A palavra autarquia está já de tal maneira associada à administração local, que é legítimo pensar-se – como, aliás, o próprio consulente observa – que a expressão «autarquia local» se tornou redundante. Contudo, não se pode afirmar que «autarquia local» seja uma verdadeira redundância e que o seu uso esteja incorreto.
Por exemplo, o dicionário da Academia das Ciências de Lisboa regista «autarquia local», a par de autarquia sem adjetivação, constituindo os dois termos uma subentrada de autarquia, a que se atribui a aceção de «pessoa coletiva territorial, dotada de órgãos próprios e com autonomia, que visam a prossecução dos interesses comuns da população». No Dicionário Priberam da Língua Portuguesa, autarquia tem vários significados, nem todos conotados com a noção de poder regional, mas, entre eles, conta-se o de «entidade administrativa com órgãos próprios e que actua com autonomia em relação ao poder central», ilustrando-se o respetivo uso com a expressão «autarquia local». Neste dois dicionários, portanto, «autarquia local» vem a ser um tipo de autarquia.

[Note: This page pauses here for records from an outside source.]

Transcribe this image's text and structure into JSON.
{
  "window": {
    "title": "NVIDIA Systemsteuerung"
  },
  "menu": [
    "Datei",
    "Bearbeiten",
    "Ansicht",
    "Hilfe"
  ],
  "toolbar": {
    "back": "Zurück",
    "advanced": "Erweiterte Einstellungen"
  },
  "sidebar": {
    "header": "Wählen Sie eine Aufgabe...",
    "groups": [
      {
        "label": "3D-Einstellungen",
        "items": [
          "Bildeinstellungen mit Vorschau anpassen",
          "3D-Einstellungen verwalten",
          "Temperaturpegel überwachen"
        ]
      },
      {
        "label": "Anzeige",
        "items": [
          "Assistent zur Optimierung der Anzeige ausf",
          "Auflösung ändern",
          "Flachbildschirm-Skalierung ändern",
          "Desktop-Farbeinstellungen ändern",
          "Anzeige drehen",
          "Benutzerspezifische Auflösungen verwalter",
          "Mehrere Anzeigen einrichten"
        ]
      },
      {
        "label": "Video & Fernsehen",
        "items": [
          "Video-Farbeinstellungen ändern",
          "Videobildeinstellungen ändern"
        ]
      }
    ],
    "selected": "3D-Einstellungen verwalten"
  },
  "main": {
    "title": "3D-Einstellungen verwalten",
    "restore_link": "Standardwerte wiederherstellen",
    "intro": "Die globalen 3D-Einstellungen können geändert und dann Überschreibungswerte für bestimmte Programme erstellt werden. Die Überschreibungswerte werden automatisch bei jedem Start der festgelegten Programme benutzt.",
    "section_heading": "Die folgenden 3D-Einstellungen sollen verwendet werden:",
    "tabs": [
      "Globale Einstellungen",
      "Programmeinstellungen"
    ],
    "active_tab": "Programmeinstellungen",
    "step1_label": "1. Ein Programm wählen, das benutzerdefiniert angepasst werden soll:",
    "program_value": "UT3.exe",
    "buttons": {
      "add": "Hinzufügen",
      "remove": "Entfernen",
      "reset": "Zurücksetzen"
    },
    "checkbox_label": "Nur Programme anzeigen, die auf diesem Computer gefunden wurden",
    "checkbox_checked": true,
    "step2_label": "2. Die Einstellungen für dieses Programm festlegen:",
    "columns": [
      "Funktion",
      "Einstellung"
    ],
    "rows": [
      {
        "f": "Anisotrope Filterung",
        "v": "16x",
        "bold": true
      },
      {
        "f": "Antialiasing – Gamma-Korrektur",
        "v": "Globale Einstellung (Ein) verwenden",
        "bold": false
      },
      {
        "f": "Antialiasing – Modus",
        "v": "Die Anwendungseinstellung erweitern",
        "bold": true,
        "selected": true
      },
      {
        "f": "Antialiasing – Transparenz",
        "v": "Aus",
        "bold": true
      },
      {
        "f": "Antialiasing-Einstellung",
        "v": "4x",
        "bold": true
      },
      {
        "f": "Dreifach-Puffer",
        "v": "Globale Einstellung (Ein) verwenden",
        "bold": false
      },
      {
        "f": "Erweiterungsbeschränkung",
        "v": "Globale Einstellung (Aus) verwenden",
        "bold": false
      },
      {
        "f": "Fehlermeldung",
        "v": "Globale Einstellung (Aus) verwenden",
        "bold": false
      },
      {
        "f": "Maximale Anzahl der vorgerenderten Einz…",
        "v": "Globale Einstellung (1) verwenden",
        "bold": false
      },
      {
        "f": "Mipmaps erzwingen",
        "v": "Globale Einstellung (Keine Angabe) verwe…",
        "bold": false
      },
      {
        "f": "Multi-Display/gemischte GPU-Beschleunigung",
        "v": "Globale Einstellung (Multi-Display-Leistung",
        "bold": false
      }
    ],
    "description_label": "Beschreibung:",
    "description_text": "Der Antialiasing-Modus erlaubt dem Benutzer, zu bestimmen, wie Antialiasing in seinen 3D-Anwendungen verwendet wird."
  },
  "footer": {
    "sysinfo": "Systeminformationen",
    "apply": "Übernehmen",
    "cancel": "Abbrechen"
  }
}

Porém, o dicionário da Porto Editora (em linha na Infopédia) já define autarquia apenas como gestão local, o que permite supor que juntar-lhe local corresponde a um pleonasmo: «1. entidade administrativa que prossegue os interesses de uma circunscrição do território nacional, através de órgãos próprios dotados de autonomia (em relação ao poder central), dentro dos limites da lei; 2. sistema económico de uma região que vive dos próprios recursos».
Não obstante, importa realçar que o uso da palavra autarquia não se reduzia – e ainda não se reduz – ao significado básico de «governo local», encontrando-se antes definida, de um modo mais genérico, como «governo autónomo; autonomia» (Cândido de Figueiredo, Novo Diccionario da Língua Portuguesa, 1913, em linha no Dicionário Aberto), em referência não só ao governo de uma circunscrição mas também ao de todo um país. Aliás, na Constituição da República Portuguesa, escreve-se «autarquias locais», e não simplesmente «autarquia».
Refira-se ainda que, do ponto de vista histórico, se verifica que autarquia acabou por se confundir com autarcia, pela fusão da significação deste último termo com a daquele, como propõe o Dicionário Houaiss em nota etimológica:«[autarquia do] grego autarkhía, as 'poder absoluto'; em dicionários e no uso da língua, autarquia tem sido tomado também por autarcia, e este, com origem no grego autárkeia, as 'qualidade ou estado de quem se basta a si mesmo ou faz alguma coisa por si mesmo, auto-suficiência' (ligado à filosofia), vem geralmente registrado como mera variante de autarquia; daí a ambigüidade do adjetivo autárquico, que abrange tanto a noção de autarquia + –ico quanto a noção que deveria ser de autárcico, ou seja, de autarcia + –ico; [...] formas históricas 1913 autarchia, 1913 autarquia.»
OBS.: A Miguel Faria de Bastos, consultor do Ciberdúvidas em linguagem jurídica, agradeço o seguinte esclarecimento:
«Tornou-se normal usar este termo como sinónimo de autarquia local. Portanto, popularmente falando, pode entender-se que em “autarquia local” o adjetivo é uma redundância. Em rigor jurídico, porém, já não será assim. Em Direito Administrativo, fala-se em autarquias locais, em autarquias institucionais e na autarquia soberana, que é o próprio Estado. São autarquias institucionais as entidades públicas ou de direito público (por exemplo, a Ordem dos Advogados, esta por sinal uma autarquia híbrida, por ter uma componente corporativa). Não se confundam com as entidades públicas ou de direito público as instituições de utilidade pública, como é o caso da Sociedade de Língua Portuguesa ou da Associação Portuguesa de Esperanto, que são associações de direito privado, com determinados privilégios legais atribuídos por diploma do Governo.»